Some nice current photographs in the Whites
I hit that site and read this in the incident report...
01-18-2008: At 9:20 pm on January 18 the USFS Snow Rangers were informed that a solo climber was overdue from his climb in Huntington Ravine. The overdue climber had signed into the winter climbers register at Pinkham Notch with the plan of climbing Central Gully in Huntington Ravine. According to his friends who reported him overdue, he had experience in many gullies in Huntington Ravine and had talked about Odell Gully as another option for his day.

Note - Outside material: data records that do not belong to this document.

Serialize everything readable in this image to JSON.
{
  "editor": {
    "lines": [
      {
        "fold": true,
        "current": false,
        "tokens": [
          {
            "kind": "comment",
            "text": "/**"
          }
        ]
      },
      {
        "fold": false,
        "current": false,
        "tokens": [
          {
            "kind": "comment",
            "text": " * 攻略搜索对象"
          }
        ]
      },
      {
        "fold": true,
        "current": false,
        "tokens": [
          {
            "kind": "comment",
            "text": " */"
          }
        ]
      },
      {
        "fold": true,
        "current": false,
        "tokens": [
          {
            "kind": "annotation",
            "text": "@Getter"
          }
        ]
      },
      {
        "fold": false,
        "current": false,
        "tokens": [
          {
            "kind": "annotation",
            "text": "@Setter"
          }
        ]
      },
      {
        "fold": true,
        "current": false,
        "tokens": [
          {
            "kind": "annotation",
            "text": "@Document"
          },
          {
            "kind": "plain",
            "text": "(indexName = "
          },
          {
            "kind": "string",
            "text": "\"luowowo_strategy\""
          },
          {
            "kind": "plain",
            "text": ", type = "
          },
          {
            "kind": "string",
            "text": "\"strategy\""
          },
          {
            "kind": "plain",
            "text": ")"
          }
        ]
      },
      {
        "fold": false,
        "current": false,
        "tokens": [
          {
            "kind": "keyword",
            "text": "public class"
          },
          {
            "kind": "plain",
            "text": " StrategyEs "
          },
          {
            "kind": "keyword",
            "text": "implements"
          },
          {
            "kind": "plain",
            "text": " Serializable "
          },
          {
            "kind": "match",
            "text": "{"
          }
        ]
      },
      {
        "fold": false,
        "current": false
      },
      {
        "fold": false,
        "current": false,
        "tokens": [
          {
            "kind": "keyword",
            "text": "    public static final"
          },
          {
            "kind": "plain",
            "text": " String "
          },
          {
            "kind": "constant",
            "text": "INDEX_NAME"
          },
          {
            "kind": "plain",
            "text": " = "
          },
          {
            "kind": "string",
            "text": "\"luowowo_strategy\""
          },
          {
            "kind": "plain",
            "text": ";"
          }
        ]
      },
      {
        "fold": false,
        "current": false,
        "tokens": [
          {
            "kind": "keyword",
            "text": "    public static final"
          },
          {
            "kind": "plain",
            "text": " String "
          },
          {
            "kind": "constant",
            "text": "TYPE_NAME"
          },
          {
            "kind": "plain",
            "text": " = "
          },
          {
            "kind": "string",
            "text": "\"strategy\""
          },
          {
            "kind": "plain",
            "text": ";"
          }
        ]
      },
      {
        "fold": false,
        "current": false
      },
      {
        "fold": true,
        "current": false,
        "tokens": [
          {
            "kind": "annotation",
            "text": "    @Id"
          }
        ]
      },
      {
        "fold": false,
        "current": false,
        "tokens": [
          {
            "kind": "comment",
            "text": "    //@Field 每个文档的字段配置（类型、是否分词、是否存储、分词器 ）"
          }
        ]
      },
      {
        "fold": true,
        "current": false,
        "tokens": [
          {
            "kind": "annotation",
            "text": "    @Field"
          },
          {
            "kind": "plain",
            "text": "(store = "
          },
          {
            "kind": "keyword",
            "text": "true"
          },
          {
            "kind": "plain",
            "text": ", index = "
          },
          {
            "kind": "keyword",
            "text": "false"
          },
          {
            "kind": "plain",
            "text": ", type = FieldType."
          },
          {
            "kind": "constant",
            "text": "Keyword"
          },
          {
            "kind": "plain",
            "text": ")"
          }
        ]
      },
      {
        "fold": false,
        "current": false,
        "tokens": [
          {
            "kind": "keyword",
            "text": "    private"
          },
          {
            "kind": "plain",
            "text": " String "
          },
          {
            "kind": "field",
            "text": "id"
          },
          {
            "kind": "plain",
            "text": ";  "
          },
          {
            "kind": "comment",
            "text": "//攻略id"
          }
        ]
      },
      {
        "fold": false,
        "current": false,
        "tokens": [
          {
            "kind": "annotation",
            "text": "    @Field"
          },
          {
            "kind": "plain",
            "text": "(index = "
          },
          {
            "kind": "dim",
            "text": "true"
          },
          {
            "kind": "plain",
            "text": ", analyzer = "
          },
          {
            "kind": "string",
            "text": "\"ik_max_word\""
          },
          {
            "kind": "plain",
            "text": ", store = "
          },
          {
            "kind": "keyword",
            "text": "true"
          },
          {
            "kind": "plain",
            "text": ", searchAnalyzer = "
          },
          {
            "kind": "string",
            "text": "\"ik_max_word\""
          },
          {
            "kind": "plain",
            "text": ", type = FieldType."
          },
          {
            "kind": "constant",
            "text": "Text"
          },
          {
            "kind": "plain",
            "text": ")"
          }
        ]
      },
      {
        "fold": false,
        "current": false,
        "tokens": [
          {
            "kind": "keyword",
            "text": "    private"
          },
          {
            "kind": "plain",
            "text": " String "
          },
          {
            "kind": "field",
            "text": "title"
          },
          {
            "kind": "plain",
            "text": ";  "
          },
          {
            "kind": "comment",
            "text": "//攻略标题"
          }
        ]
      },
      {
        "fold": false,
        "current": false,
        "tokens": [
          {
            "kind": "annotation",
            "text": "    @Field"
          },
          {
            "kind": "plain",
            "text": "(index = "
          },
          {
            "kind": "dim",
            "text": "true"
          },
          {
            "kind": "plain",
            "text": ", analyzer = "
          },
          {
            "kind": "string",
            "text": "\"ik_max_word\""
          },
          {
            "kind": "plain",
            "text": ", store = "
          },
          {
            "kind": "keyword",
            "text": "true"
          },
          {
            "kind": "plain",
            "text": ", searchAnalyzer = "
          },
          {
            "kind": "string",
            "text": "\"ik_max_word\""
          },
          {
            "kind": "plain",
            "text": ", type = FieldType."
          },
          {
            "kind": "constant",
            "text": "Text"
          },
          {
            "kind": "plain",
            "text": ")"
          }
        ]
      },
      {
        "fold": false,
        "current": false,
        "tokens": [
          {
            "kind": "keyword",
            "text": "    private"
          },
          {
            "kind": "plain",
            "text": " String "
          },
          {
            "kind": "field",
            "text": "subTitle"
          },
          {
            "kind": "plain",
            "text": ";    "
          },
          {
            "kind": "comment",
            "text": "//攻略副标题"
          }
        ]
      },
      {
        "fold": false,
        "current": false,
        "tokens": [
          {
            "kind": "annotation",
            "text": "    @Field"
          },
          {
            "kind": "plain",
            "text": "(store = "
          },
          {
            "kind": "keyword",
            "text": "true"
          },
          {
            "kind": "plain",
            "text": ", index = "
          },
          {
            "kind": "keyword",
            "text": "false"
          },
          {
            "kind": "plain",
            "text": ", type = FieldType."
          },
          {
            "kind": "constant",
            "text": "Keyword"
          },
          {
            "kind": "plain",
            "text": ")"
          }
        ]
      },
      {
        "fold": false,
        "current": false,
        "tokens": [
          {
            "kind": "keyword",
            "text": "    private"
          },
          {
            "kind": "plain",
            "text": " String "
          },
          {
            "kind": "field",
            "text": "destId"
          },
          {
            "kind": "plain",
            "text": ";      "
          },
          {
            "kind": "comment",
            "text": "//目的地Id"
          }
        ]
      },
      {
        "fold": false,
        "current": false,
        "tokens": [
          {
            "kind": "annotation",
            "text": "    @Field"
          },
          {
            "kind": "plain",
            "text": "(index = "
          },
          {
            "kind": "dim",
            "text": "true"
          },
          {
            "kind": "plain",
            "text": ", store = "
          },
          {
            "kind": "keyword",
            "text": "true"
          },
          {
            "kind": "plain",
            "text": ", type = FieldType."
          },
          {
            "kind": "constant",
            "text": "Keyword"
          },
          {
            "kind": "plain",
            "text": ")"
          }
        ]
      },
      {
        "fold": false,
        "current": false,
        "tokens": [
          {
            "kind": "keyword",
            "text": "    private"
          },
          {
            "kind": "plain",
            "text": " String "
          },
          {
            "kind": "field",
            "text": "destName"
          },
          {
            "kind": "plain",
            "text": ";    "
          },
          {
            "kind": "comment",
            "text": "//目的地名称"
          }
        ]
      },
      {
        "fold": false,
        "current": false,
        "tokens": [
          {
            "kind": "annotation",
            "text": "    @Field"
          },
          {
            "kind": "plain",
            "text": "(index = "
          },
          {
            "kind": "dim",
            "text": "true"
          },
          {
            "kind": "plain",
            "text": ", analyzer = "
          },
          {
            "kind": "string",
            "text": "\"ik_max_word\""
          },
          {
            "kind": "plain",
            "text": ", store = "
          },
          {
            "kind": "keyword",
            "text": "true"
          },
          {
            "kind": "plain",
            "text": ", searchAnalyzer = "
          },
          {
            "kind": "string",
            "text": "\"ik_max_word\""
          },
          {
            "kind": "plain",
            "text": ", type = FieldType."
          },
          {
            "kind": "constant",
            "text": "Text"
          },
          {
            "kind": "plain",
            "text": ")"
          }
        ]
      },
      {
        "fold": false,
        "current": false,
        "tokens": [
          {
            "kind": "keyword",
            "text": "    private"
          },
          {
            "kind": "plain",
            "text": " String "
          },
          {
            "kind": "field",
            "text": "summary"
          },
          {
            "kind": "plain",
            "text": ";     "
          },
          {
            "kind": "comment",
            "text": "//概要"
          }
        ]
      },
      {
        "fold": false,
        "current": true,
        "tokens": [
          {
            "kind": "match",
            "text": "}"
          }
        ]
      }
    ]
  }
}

A team searched the access routes into Huntington Ravine between 10:00 pm and midnight on the 18th. Due to snow stability concerns, search teams didn’t enter avalanche terrain until first light the next day to begin searching Huntington Ravine. Shortly after sunrise, the missing climber’s body was found in avalanche debris below Odell Gully. The climber was on top of the debris and died as a result of being avalanched out of Odell Gully. He was put in a technical litter, lowered 500 ft to the floor of the Ravine and transported to Pinkham Notch by the USFS snowcat."
These guys had a cold night up there this weekend:
MOUNT WASHINGTON, N.H. (AP) -- Two Massachusetts hikers lost the trail in a whiteout on Mount Washington, but did not lose their lives, because they were prepared to deal with the changing weather.
Daniel Molloy, 51, of East Sandwich, and Nilton Motta, 31, of Plymouth, had planned a day hike to the summit on Sunday. By 4 p.m., they were caught in a whiteout somewhere above treeline. Blinded by driving snow, they lost the trail and found themselves slogging through brush and snowdrifts.
Eventually, they dug a deep hole in the snow and hunkered down, using extra gear and broken branches to insulate themselves from temperatures near zero and winds near 70 mph. At dawn Monday, they got their bearings and hiked off the mountain as searchers began looking for them, Fish and Game Officer Mark Ober said.
Molloy said until they got into the hole and out of the wind, he was concerned about his hiking partner.
"He went into what looked to me like hypothermia," Molloy told WGIR radio. "He was shivering and a little bit despondent."
Molloy dug their shelter with a pan they had intended to use to make some cappuccino at the summit.
Ober said neither man needed any medical help because they were prepared with extra gear and clothing, as well as food, water, lights, a cooking stove and climbing gear.
"Being prepared with good gear and basic survival knowledge, these men were able to spend a night in inhospitable conditions and come out of the situation with no more than a chill," he said.
Molloy said the sudden snowstorm was unpredictable and unexpected.
"We were in the wrong place at the wrong time with the weather," he said.